Okay.... I am running a experiment. I'm not really hungry right now (so that is why I have chosen tonight to run this experiment).
Husband got home from work at 4:30, I gave him a this or that choice for dinner. He didn't like either idea, but told me to cook whatever I wanted. I'm tired of always having to decide what to make for dinner, then make it, and then clean up the dishes. He needs to help
Now he is playing xbox, and not really paying attention to me (which I'm getting annoyed - because all he has done lately is play the freaking xbox). So I am going to sit here, and not make dinner, and see how long until he says something, then I am going to suggest he make dinner.
We will see how this goes, I don't expect great results, but well, why not.
UPDATE: At 6:30..... Dh "are you going to cook dinner", Me "Why don't you cook dinner, your not doing anything right now? " DH, "I would rather starve". Me "okay, well you know where the kitchen is if you want something".
To be continued........
Re: UPDATED:::: I am running an experiment
Dx PCOS, Anovulatory 4/11 4/13-7/13 - Clomid 50mg
8/11- 9/11- Clomid 100mg BFP! 8/13
I'm interested to see what happens! It's something I would do with MH. He makes dinner Mon/Tues, and because of work schedule we do pick up dinner the rest of the week or I will cook (that gets hard, though because I'm never really sure when he'll wake up.) BUT I would TOTALLY do something like that with something else.
My friend's husband put down a ham sandwich on top of the cable box, and she refused to pick it up - took him THREE months to finally throw it away. Her mother came over and tried to throw it, and my friend goes, "NO That's HIS to throw away!"
I gues I should count my blessings. I almost never cook dinner. My BF does everything for me. Even when I offer to help, he tells me to go sit down. I think that is because he doesn't want me telling him how he should be doing it. He does only sleep 4 or 5 hours a day and almost has more energy than the children.
Good luck!!
Good luck and report back!! I've been working on DH to cook more (he does do the grocery shopping and dishes a lot of the time though). But after baby I don't want to be the only one coming up with dinner plans and cooking during the week.
I am very lucky. DH cooks and I wash the dishes. I think this may swap when I start staying home with Ella, though. I need to learn how to cook, and, more importantly, how to enjoy cooking.
Good luck with your hubby! It makes the not helping with dinner WAY worse with the fact that he's ignoring you and on the XBox.
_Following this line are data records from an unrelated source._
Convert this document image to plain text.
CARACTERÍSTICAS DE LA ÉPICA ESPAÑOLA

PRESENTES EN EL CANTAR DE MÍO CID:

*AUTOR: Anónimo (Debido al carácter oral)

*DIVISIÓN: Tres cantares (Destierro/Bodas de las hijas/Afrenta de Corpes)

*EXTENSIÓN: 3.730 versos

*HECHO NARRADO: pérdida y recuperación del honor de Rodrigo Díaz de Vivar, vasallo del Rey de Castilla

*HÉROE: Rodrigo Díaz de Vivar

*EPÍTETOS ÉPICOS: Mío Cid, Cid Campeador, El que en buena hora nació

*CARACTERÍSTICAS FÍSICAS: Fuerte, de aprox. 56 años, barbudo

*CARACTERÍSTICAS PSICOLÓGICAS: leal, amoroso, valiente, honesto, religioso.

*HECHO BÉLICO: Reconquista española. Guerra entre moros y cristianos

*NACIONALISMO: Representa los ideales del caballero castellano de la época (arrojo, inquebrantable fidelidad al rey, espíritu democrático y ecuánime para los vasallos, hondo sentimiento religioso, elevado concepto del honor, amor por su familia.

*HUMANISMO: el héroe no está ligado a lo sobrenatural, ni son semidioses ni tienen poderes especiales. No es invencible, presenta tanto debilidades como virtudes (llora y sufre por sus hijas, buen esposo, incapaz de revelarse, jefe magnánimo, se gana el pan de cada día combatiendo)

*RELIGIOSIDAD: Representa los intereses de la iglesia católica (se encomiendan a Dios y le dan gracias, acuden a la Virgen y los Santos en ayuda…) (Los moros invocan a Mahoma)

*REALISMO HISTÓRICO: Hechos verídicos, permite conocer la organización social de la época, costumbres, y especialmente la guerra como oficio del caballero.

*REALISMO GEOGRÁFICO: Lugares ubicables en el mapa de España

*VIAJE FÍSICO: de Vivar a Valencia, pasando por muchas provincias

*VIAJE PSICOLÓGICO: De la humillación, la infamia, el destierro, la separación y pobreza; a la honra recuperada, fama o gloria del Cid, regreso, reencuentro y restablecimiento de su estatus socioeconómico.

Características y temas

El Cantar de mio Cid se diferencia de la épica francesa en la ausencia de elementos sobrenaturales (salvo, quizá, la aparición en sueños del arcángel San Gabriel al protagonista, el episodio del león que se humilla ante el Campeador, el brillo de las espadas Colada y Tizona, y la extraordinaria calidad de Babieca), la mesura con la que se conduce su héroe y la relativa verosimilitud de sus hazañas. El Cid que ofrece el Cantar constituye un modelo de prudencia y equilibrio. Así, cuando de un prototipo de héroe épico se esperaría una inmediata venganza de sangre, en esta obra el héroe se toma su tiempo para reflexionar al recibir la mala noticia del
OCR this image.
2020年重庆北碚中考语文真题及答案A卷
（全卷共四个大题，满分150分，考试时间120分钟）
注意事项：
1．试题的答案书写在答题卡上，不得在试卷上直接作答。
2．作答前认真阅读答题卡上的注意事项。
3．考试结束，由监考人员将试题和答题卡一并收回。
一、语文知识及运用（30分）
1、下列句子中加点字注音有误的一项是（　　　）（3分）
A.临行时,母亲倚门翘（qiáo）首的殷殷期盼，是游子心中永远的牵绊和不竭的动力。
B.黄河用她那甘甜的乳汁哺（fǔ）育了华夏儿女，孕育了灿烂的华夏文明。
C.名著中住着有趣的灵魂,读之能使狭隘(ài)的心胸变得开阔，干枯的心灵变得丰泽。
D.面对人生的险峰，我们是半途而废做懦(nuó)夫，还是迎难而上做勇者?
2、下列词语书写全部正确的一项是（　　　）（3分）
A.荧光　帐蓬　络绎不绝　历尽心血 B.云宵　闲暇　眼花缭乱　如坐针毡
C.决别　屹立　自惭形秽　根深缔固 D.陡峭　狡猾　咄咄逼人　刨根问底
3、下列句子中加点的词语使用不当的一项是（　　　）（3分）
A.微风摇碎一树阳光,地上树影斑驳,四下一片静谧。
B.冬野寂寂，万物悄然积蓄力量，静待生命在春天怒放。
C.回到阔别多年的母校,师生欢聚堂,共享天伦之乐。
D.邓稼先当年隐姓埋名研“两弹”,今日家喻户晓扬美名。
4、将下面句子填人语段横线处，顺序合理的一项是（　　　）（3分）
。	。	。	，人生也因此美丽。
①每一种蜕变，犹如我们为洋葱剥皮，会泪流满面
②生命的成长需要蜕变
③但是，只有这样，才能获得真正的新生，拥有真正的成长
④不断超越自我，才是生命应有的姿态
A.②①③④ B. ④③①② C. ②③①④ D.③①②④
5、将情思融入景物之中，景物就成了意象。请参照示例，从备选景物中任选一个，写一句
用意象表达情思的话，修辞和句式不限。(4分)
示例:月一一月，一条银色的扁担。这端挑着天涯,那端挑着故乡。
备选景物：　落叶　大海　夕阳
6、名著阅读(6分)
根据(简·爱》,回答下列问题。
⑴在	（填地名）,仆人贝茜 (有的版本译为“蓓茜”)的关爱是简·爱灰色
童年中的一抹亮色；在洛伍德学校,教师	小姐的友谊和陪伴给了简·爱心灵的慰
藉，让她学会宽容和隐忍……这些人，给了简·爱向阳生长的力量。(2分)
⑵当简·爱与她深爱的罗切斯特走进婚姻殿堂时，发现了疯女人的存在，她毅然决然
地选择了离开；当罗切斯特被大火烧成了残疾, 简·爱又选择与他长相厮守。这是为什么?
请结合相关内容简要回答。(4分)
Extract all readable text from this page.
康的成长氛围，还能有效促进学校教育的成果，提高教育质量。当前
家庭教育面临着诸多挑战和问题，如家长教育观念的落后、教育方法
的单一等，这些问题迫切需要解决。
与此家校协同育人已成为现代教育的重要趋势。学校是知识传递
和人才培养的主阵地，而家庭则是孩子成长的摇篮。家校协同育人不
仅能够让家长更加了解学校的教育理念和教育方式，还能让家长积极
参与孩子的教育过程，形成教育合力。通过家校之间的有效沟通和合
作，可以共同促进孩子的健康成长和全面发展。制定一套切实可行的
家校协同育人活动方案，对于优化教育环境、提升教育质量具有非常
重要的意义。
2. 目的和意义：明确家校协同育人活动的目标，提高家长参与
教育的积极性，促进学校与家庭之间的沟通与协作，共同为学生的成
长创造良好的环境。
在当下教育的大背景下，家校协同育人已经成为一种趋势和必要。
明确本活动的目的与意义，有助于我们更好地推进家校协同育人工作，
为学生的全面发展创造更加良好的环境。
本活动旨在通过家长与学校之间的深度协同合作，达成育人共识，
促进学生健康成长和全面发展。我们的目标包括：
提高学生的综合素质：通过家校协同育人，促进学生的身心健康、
Not cool..
I am super lucky. DH does the cooking and dishes. I clean the kitchen, do the laundry and put it all the way and do all the other house cleaning. (Except vacuuming.) Even though I don't really do the cooking, I do pitch in and help and definitely don't ignore him while he does everything! I hope everything works out!
This is something I would do for sure! I remember one time (before I was pregnant) when I was about to go out of town to visit a friend for the weekend, my other half came up to me right when I was about to leave and said "but I only have one pair of clean underwear left." I laughed at him and said "well, it's a good thing you have 2 hands now isn't it?" He took the hint, and now does the laundry when it needs to be done.
As for something like this, regarding what you're going through, I would prepare myself to eat a lot of take out food. Seems to be the way men cook these days!
I would talk to him about doing the dishes after you make the dinner though, that's how it works in my house. And to be honest, I would much rather cook than do the dishes!
While I absolutely don't have an issue with my husband playing his Xbox unless it gets really out of hand (which it never does), I wouldn't cook another meal unless he agreed to either help cook or help clean.
I would cook for myself, clean up my mess and let him fend for himself or starve. You aren't his doormat.
However, if you are a SAHW this may be a little different. On days my husband works outside the home (which are rare) I don't expect him to do household chores but on the weekend he helps out.
Nope we both work full time and I do all the chores around the house (including yard work), so there is just an inequality, that I am getting tired of.
Uggg...The damn XBox or Playstation...After 4 years of marriage and 6 years together DH knows not to even touch that thing unless I am in the other room sleeping. I HATE it...It is like an obsession or addiction.
Anyways...good for you! Maybe if your lucky he will get the message before baby arrives
Make a pregnancy ticker
This is me & my DH. We also had a problem the other day... because even though I'm not working right now (because of restriction) & will continue to do so after the LO is here, he is the provider. The way I see it - he makes all the money & I don't expect him to do much else.
Since he works 60-70 hours a week, I try to keep him under as little stress as possible.
So, I do all the work around here. Including dinner. & all the cleaning. & all the shopping. & all the bill paying. Everything. So.. on one hand, I couldn't get by without him, but he literally wouldn't be able to pay the bills without me.
Elonah [3], Bentley [1]
yeah, I would be upset too if you are both working full time!